In October, the EPA proposed to rescind the 2008 rule and proposed to remove the exclusion further down in the CAA. The comment period ends Feb. 2023. In other words. EPA wants to include fugitive emissions for practically everything. The definition of fugitive emissions basically states that such emissions “could not reasonably be vented through a stack” (i.e. become a point source). Further, EPA states that the cost to control such emissions (not collect and subsequently vent) should not be a consideration. A coalition has been formed to comment to EPA.

Jay Hofmann, Trinity Consultants, Inc.

DOE – “GAIN” Initiative (Gateway for Accelerated Innovation in Nuclear)  (12/8 CIBO Committee Presentation)

The Gateway for Accelerated Innovation in Nuclear (GAIN) looks to drive innovation in the nuclear energy field. Developers can propose a work scope and the National Labs can execute that work scope to minimize the additional costs of building and troubleshooting new facilities.

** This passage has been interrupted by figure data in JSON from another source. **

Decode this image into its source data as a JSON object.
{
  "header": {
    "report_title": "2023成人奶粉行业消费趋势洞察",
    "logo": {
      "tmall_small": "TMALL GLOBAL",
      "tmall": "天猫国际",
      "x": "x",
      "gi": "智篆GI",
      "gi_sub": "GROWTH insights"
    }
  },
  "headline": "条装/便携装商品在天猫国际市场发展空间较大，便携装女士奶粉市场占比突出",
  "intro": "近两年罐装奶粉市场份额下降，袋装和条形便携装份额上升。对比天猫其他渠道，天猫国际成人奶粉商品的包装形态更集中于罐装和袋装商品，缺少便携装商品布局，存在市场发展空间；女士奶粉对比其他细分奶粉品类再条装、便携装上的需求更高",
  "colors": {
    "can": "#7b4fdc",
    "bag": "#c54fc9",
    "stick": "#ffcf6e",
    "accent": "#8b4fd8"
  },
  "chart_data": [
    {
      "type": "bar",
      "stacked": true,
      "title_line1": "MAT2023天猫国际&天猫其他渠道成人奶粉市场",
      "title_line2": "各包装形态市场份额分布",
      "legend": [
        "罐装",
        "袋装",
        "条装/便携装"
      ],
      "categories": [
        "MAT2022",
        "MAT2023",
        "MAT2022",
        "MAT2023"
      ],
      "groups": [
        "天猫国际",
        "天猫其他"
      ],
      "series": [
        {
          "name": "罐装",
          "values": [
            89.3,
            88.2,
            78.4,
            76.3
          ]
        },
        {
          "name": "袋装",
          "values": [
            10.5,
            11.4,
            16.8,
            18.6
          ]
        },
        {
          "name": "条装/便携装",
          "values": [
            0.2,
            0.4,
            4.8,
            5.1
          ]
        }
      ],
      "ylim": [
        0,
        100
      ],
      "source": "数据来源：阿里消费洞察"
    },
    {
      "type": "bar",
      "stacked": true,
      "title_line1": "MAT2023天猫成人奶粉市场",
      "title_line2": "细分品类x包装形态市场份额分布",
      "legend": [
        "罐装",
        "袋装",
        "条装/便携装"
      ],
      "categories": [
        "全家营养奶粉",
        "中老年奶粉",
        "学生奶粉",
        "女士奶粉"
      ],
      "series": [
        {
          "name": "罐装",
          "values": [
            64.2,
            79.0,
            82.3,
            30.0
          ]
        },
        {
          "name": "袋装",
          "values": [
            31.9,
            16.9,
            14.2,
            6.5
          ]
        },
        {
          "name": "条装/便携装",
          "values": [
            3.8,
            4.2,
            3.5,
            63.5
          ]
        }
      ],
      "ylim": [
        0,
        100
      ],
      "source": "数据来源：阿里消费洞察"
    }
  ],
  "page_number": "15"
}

There is nuclear technology information from a variety of prior government agencies that is often “lost” to the present. GAIN is looking to relocate that information and make it available. GAIN has a website. There is a coal to nuclear program. There is an industrial outreach program. Process heat applications as well as power are being considered. They are trying to find out what industry needs in these areas. Idaho National Labs is trying to establish an integrate energy system to consider all aspects of energy and then see where nuclear fits in. There is a lot of focus on hydrogen as an energy carrier.

The GAIN Voucher program started in 2016 and $26 million has been awarded to date. GAIN Vouchers are open to support multiple areas for advanced nuclear applications. End users can potentially make use of this resource. There is a 20% cost share requirement. The next cycle is due Jan. 31st. There are 4 cycles per year. Typically, these are one-year studies in the range of $100- $500 K. Summary results for each completed study are available on the website. There are two test beds for SMR projects. There are 6 SMR projects and 2 micro reactor projects that are on the timeline for the next 6 years.